Negli ultimi mesi, il mondo della finanza sostenibile si è trovato ad affrontare una questione delicata: può il settore della difesa essere compatibile con i criteri esg? La domanda è al centro di un dibattito che coinvolge investitori, regolatori e asset manager in tutta Europa. Se da un lato permangono forti barriere etiche e normative, dall’altro il nuovo contesto geopolitico impone una riflessione più pragmatica su sicurezza, resilienza e investimenti responsabili.
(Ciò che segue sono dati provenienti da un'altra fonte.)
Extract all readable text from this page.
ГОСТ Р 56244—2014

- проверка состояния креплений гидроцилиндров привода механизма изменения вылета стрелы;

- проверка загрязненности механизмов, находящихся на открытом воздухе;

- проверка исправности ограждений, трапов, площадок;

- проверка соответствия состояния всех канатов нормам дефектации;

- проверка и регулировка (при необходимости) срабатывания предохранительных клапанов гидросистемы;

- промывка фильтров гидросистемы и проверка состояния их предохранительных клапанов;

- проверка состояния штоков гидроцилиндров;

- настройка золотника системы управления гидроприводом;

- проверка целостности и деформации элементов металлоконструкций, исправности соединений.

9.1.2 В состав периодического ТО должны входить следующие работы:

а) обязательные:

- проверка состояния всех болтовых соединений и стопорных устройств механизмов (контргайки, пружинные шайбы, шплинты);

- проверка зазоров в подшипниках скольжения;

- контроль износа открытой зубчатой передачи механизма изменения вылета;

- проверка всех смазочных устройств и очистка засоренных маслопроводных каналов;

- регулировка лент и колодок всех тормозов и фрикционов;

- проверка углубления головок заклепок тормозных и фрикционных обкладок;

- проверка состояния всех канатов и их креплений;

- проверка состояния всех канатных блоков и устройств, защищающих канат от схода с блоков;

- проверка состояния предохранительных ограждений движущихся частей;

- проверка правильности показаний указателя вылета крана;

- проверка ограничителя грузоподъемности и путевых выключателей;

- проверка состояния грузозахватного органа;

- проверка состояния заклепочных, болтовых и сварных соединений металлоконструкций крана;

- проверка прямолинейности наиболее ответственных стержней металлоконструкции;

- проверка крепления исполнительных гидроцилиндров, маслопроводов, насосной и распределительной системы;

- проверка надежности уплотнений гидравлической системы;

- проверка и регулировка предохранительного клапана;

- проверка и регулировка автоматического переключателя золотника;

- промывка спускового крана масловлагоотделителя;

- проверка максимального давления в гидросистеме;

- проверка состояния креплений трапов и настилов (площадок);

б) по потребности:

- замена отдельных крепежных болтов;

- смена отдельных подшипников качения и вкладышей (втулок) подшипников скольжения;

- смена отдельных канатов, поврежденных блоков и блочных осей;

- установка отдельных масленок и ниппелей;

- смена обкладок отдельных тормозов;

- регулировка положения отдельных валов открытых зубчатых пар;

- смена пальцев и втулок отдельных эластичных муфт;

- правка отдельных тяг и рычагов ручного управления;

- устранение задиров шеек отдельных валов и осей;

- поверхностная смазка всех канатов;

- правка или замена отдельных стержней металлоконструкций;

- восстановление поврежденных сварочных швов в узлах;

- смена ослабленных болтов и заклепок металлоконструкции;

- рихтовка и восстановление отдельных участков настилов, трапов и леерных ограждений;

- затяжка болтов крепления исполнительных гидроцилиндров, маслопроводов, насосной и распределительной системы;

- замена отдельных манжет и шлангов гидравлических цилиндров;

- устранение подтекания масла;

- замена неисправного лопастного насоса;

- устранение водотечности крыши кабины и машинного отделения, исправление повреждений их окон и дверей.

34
Armi controverse: il nodo regolamentare
Il primo aspetto da chiarire è la distinzione tra armi convenzionali e armi controverse. Le armi controverse – una categoria che comprende armi nucleari, chimiche, biologiche, mine antiuomo e bombe a grappolo – sono vietate da trattati internazionali e sistematicamente escluse dagli investimenti esg per ragioni legali e umanitarie. Le armi convenzionali, invece (carri armati, velivoli militari, armi da fuoco), non sono soggette a divieti normativi, ma sollevano comunque dubbi etici, soprattutto quando vengono vendute a Paesi coinvolti in conflitti. Il regolamento SFDR (Sustainable Finance Disclosure Regulation), attraverso l’indicatore PAI 14, richiede esplicitamente trasparenza riguardo l’esposizione ad armi controverse ma lascia margini di interpretazione per le armi convenzionali.
I dati: esg e difesa
Secondo un’analisi di MainStreet Partners, il 28% dei fondi esg valutati risulta investito in aziende attive nella difesa convenzionale. Di questi, il 18% è classificato come Articolo 8 e l’1% come Articolo 9, mentre il restante 9% è composto da fondi Articolo 6 o non classificati. Nel Regno Unito, la percentuale sale al 32% tra i fondi esg, un segnale chiaro che l’interesse verso il settore cresce, nonostante le complessità normative.
L’ostacolo del DNSH
Uno dei principali ostacoli è rappresentato dal principio del “Do No Significant Harm” (DNSH), integrato sia nella SFDR, sia nella Tassonomia UE. L’intero comparto difesa è escluso dalla Tassonomia: il che non implica necessariamente che sia dannosa per l’ambiente ma impedisce alle attività del settore di essere classificate come sostenibili. Nel caso della SFDR, il DNSH si applica a livello aziendale e può essere interpretato in modi diversi: alcuni investitori escludono solo le armi controverse, altri applicano criteri più rigidi, eliminando qualsiasi azienda coinvolta in controversie, anche in assenza di violazioni accertate.
Esg non è sinonimo di investimento etico
Un punto spesso trascurato nel dibattito è la differenza tra integrazione esg e investimento etico. L’esg non è una valutazione morale ma un approccio alla gestione del rischio. L’esclusione di un intero settore non è una conseguenza automatica dell’analisi esg quanto piuttosto una scelta che può derivare da politiche d’investimento o da obblighi normativi. È per questo che, sebbene molti fondi continuino a escludere la difesa, altri iniziano a riconsiderarne il ruolo alla luce delle nuove priorità in termini di sicurezza.
Secondo diverse società dell’asset management è arrivato il momento di pensare a strumenti come i “Defence Bonds”, che permettano di finanziare in modo responsabile alcune attività legate alla sicurezza, distinguendo tra comparti potenzialmente allineabili alla sostenibilità (come la cybersicurezza o le tecnologie avanzate) e altri meno compatibili. Anche alcuni governi europei, come Regno Unito, Finlandia e Polonia, stanno rivedendo le posizioni storiche in tema di esclusioni, aprendo la strada a un cambiamento di prospettiva.
La sicurezza e sostenibilità
Il concetto di sostenibilità non può prescindere dalla sicurezza. Senza pace e stabilità, non è possibile raggiungere nessun obiettivo ambientale o sociale. Eppure, a oggi, i principali framework esg non considerano il ruolo della sicurezza come elemento chiave e il settore difesa non è considerato sostenibile secondo i criteri della Tassonomia Ue.